Late last night, I cam across this story from The Politico about some comments made by Rudy Giuliani at a campaign stop in New Hampshire. At the time I tried to put together a post in response, but I ended up using so many different expletives that I eventually abandoned the effort and decided to wait until morning. First, the story:
MANCHESTER, N.H. —- Rudy Giuliani said if a Democrat is elected president in 2008, America will be at risk for another terrorist attack on the scale of Sept. 11, 2001.
But if a Republican is elected, he said, especially if it is him, terrorist attacks can be anticipated and stopped.“If any Republican is elected president —- and I think obviously I would be the best at this —- we will remain on offense and will anticipate what [the terrorists] will do and try to stop them before they do it,” Giuliani said....
“But the question is how long will it take and how many casualties will we have?” Giuliani said. “If we are on defense [with a Democratic president], we will have more losses and it will go on longer.”
“I listen a little to the Democrats and if one of them gets elected, we are going on defense,” Giuliani continued. “We will wave the white flag on Iraq. We will cut back on the Patriot Act, electronic surveillance, interrogation and we will be back to our pre-Sept. 11 attitude of defense.”
As I said, I was going to write a long post in response to this nonsense, but then I thought better of it. If Giuliani wants to go down this ridiculous road, more power to him. If he wants to make 2008 about unity vs. division, have at at. Given a choice between a "house divided" and a "house untied," I have no doubt the people of this nation will choose wisely.
UPDATE: Looks like Obama was the first to respond. Hillary's also weighed in, but rather than focus on Giuliani, she reframed the argument so that it was about Bush. Weird.
UPDATE II: I'd love to know, when Giuliani says that Republicans are better at keeping the nation safe, is this what he means?
Security practices at the White House are dangerously inadequate say current and former employees of the security office there, according to a letter sent today from the House Oversight Committee to former White House Chief of Staff Andrew Card, asking that he cooperate with the committee's investigation into the alleged security lapses.
"These security officials described a systemic breakdown in security procedures at the White House," wrote the chairman of the committee, Rep. Henry Waxman, D-Calif.Among the lapses cited by the security officers, who spoke to the committee anonymously, are multiple instances of breaches being reported to the security office that were ignored and never investigated. Several of those instances allegedly involved the mishandling of SCI (Sensitive Compartmentalized Information), which is the highest level of classified information.
In one instance, a White House official reportedly left SCI material behind in a hotel room during a foreign trip with the president. The CIA did recover the highly classified material, but the security office did not investigate the incident or discipline the individual, according a security officer's account in the letter.
UPDATE III: Andrew Sullivan takes the respond in full approach here. Although I agree with most of what he said, I have to take issue with this:
I think Giuliani will run as the Jack Bauer candidate. It's in his DNA. There isn't a civil liberty he wouldn't suspend if he felt it was necessary for "security." And there isn't a dissenter he wouldn't bully or silence in the interests of national security. There is a constituency for this - a big one.

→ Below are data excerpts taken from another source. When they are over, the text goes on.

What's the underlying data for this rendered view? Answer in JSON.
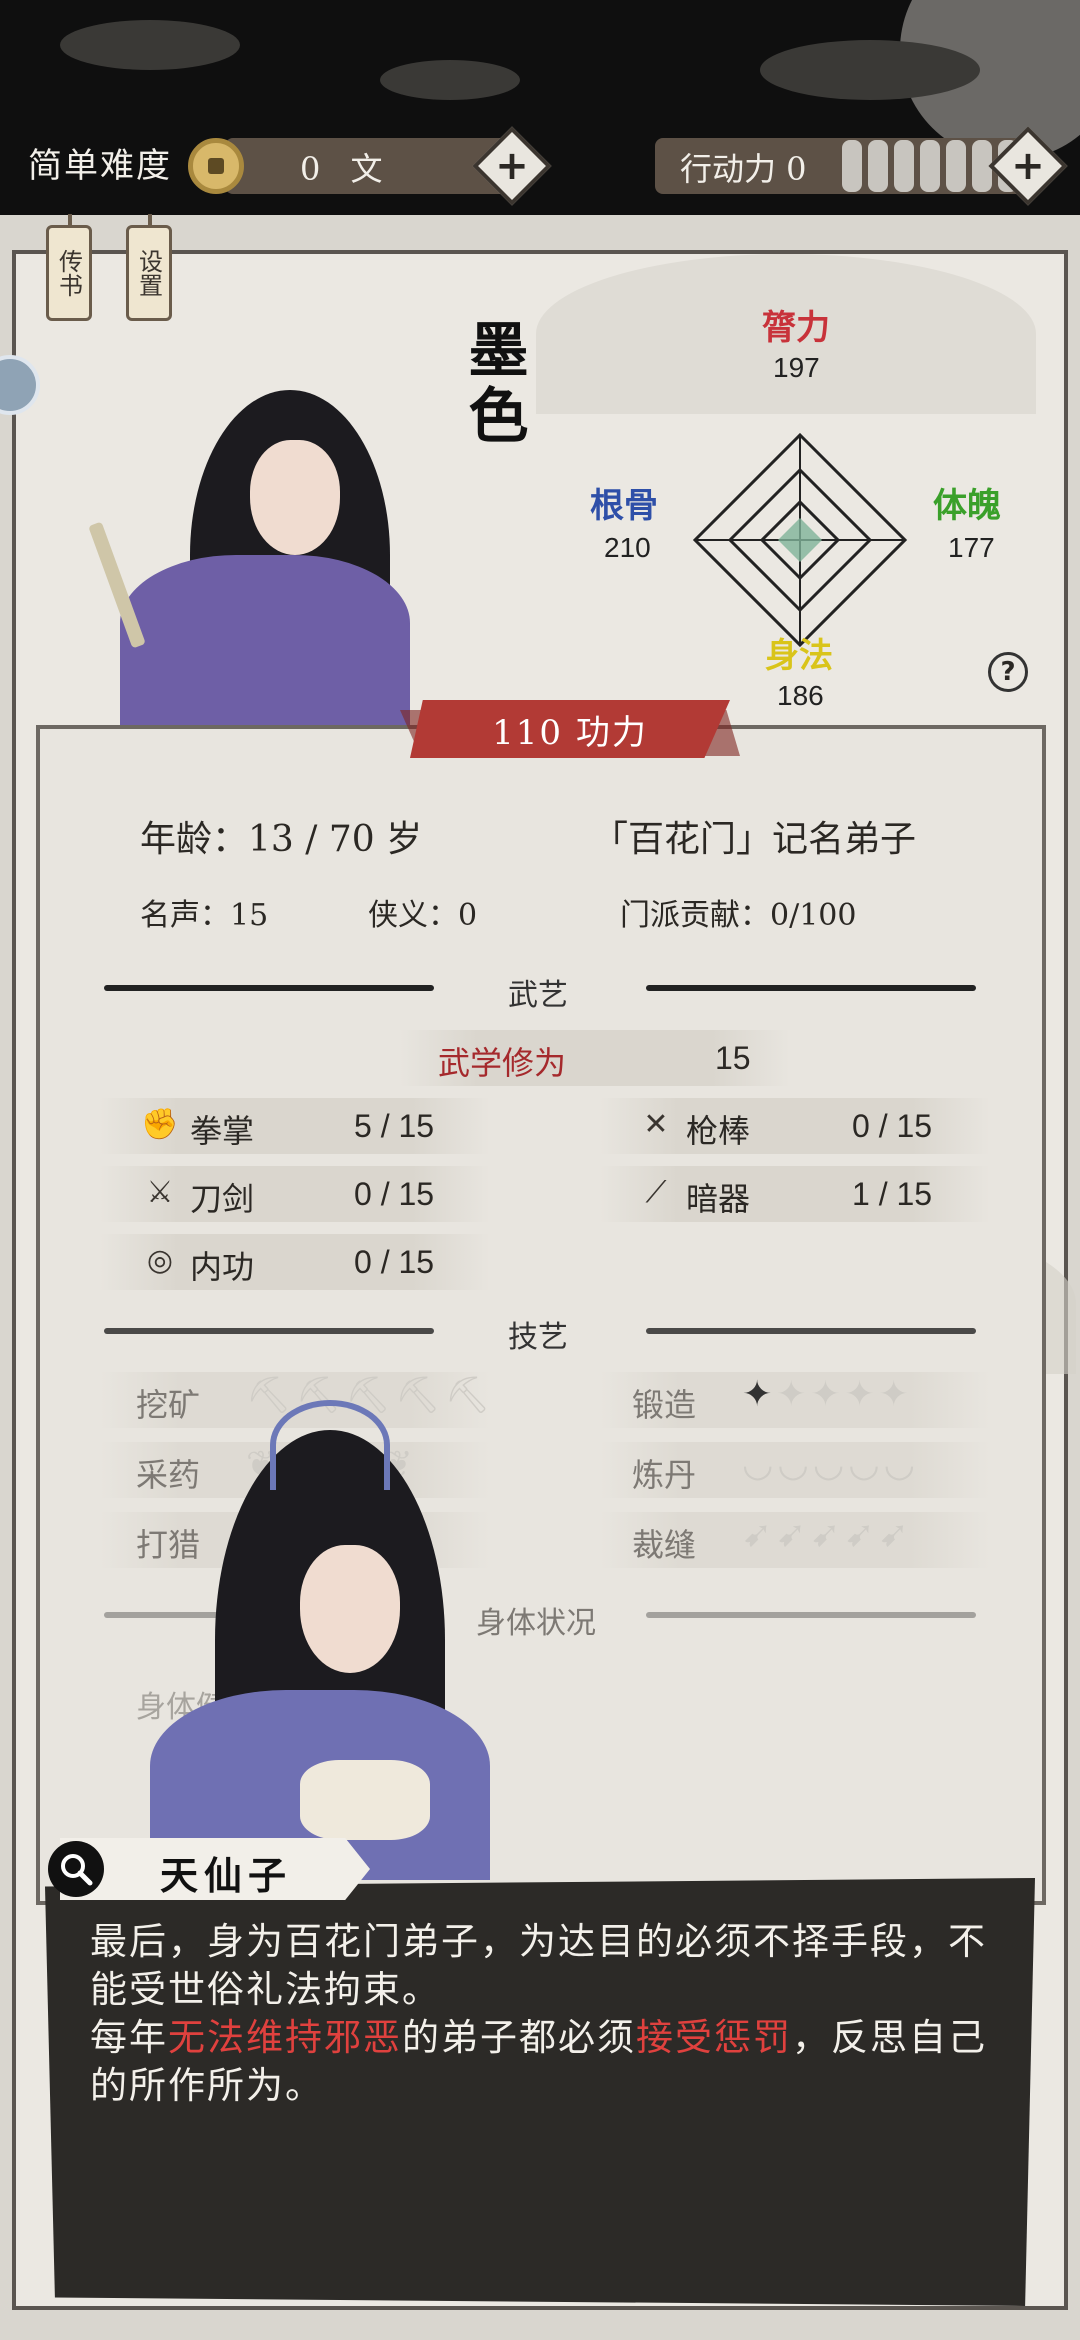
{
  "topbar": {
    "difficulty": "简单难度",
    "coins": "0 文",
    "action_label": "行动力 0",
    "action_pips": 7
  },
  "tags": {
    "biography": "传书",
    "settings": "设置"
  },
  "character": {
    "name": "墨色",
    "power": "110 功力",
    "stats": {
      "strength_label": "膂力",
      "strength": "197",
      "root_label": "根骨",
      "root": "210",
      "physique_label": "体魄",
      "physique": "177",
      "agility_label": "身法",
      "agility": "186"
    },
    "age": "年龄：13 / 70 岁",
    "sect": "「百花门」记名弟子",
    "fame": "名声：15",
    "chivalry": "侠义：0",
    "contribution": "门派贡献：0/100"
  },
  "martial": {
    "title": "武艺",
    "cultivation_label": "武学修为",
    "cultivation_value": "15",
    "skills": [
      {
        "name": "拳掌",
        "value": "5 / 15",
        "icon": "fist-icon"
      },
      {
        "name": "枪棒",
        "value": "0 / 15",
        "icon": "crossed-spears-icon"
      },
      {
        "name": "刀剑",
        "value": "0 / 15",
        "icon": "crossed-swords-icon"
      },
      {
        "name": "暗器",
        "value": "1 / 15",
        "icon": "hidden-weapon-icon"
      },
      {
        "name": "内功",
        "value": "0 / 15",
        "icon": "inner-energy-icon"
      }
    ]
  },
  "crafts": {
    "title": "技艺",
    "items": [
      {
        "name": "挖矿",
        "icon": "pickaxe-icon"
      },
      {
        "name": "锻造",
        "icon": "anvil-icon"
      },
      {
        "name": "采药",
        "icon": "herb-icon"
      },
      {
        "name": "炼丹",
        "icon": "mortar-icon"
      },
      {
        "name": "打猎",
        "icon": "arrow-icon"
      },
      {
        "name": "裁缝",
        "icon": "needle-icon"
      }
    ]
  },
  "body": {
    "title": "身体状况",
    "health_label": "身体健康"
  },
  "dialog": {
    "speaker": "天仙子",
    "line1": "最后，身为百花门弟子，为达目的必须不择手段，不能受世俗礼法拘束。",
    "line2_a": "每年",
    "line2_b": "无法维持邪恶",
    "line2_c": "的弟子都必须",
    "line2_d": "接受惩罚",
    "line2_e": "，反思自己的所作所为。"
  },
  "colors": {
    "strength": "#c8323a",
    "root": "#2e4fa8",
    "physique": "#3aa02a",
    "agility": "#d9c41a",
    "banner": "#b23a35",
    "highlight_red": "#e0413e"
  }
}
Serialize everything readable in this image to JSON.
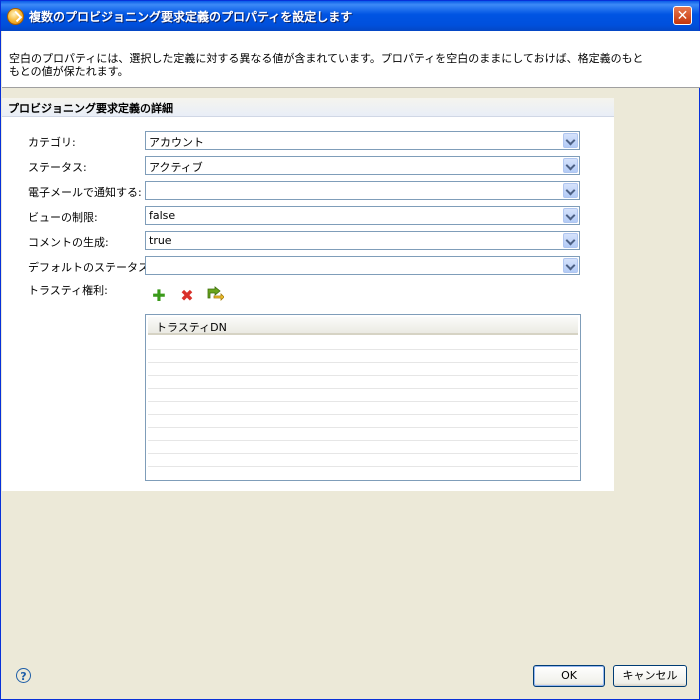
{
  "window": {
    "title": "複数のプロビジョニング要求定義のプロパティを設定します",
    "close_symbol": "✕"
  },
  "info": {
    "text": "空白のプロパティには、選択した定義に対する異なる値が含まれています。プロパティを空白のままにしておけば、格定義のもともとの値が保たれます。"
  },
  "section": {
    "title": "プロビジョニング要求定義の詳細",
    "fields": [
      {
        "label": "カテゴリ:",
        "value": "アカウント"
      },
      {
        "label": "ステータス:",
        "value": "アクティブ"
      },
      {
        "label": "電子メールで通知する:",
        "value": ""
      },
      {
        "label": "ビューの制限:",
        "value": "false"
      },
      {
        "label": "コメントの生成:",
        "value": "true"
      },
      {
        "label": "デフォルトのステータス:",
        "value": ""
      }
    ],
    "trustee": {
      "label": "トラスティ権利:",
      "icons": [
        "add-icon",
        "delete-icon",
        "edit-icon"
      ],
      "column_header": "トラスティDN",
      "rows": []
    }
  },
  "footer": {
    "help_symbol": "?",
    "ok_label": "OK",
    "cancel_label": "キャンセル"
  },
  "colors": {
    "titlebar": "#0054e3",
    "add_icon": "#3a9a1a",
    "delete_icon": "#d9302a",
    "edit_icon": "#6aa51d"
  }
}
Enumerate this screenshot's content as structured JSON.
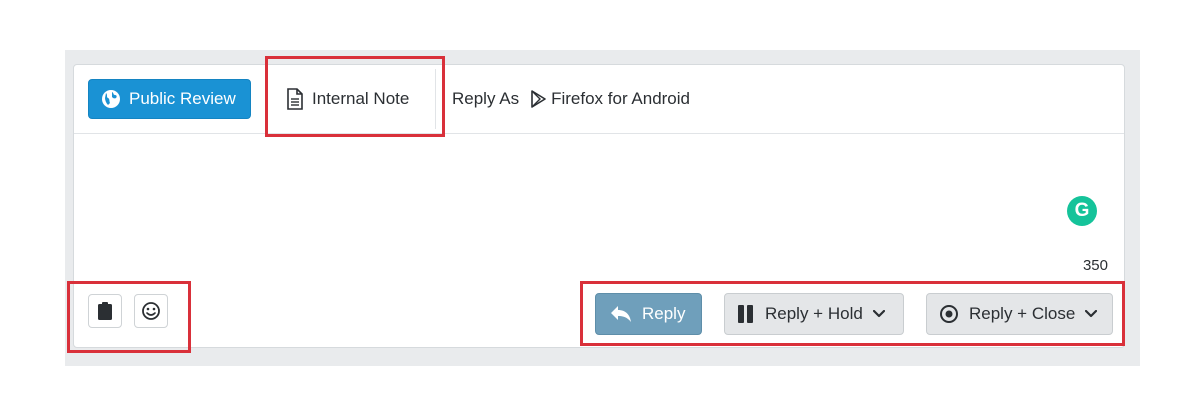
{
  "tabs": {
    "public_review": {
      "label": "Public Review",
      "icon": "globe-icon",
      "color": "#1a92d4"
    },
    "internal_note": {
      "label": "Internal Note",
      "icon": "document-icon"
    }
  },
  "reply_as": {
    "label": "Reply As",
    "channel": "Firefox for Android",
    "channel_icon": "play-store-icon"
  },
  "editor": {
    "grammarly_letter": "G",
    "char_count": "350"
  },
  "toolbar_left": [
    {
      "name": "clipboard-button",
      "icon": "clipboard-icon"
    },
    {
      "name": "emoji-button",
      "icon": "smiley-icon"
    }
  ],
  "actions": {
    "reply": {
      "label": "Reply",
      "icon": "reply-arrow-icon"
    },
    "reply_hold": {
      "label": "Reply + Hold",
      "icon": "pause-icon"
    },
    "reply_close": {
      "label": "Reply + Close",
      "icon": "radio-dot-icon"
    }
  },
  "colors": {
    "highlight": "#d9303a",
    "primary": "#1a92d4",
    "reply_button": "#6f9fbb",
    "grammarly": "#15c39a"
  }
}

I don't disagree with his characterization of Giuliani, but I think he's way off when it comes to the size of the "security" constituency. Americans didn't support the Patriot Act because it traded liberty for security. How could they? It was sold in a way that entirely obscured that trade. And although I don't doubt that there are in fact many Americans who are perfectly willing to make that trade - off the top of my head, the 30% that unquestioningly support Bush strikes me as a reasonable number - its nowhere near a majority.
Look back at Tester's campaign for the Senate, for example. Tester used his opposition to the Patriot Act as a central theme in his campaign. Here's just one example:
If that worked in Montana, I promise you, it will work across the nation.
When the Patriot Act was first proposed, it was all hypothetical. Civil liberties groups warned about the potential for misuse and abuse, but the warnings were just that - hypothetical. At the time, the threat of "another 9/11" seemed much more real to most Americans, and as a result, the warnings about liberty were ignored. But today that situation is reversed. Many of the abuses that were predicted have in fact come to pass, while thankfully another terrorist attack on American soil has not. In this new environment, the issue just won't play the same. Rudy may not understand that yet, but eventually he will.
UPDATE IV: Kevin Drum criticizes both Obama and Clinton for "whining." The Economist seconds his complaint, and asks:
What is the liberal position on making America secure?
Isn't The Economist supposed to be one of the top news journals in the world? If so, how did they miss Obama's big speech on national security policy just two days ago? Seems to me it directly answers their question.
UPDATE V: DNC spokesperson Karen Finney:
"How can the man who failed to prepare NYC for a second attack after the first one, quit the 9/11 commission because he was too busy raking in money from sketchy business deals, can't assess if the surge is working or if Iran and North Korea have nuclear weapons claim that he will keep America safe?"
UPDATE VI: Last update, I swear. Greg Sargent has Edwards' response, along with his own response to Kevin Drum.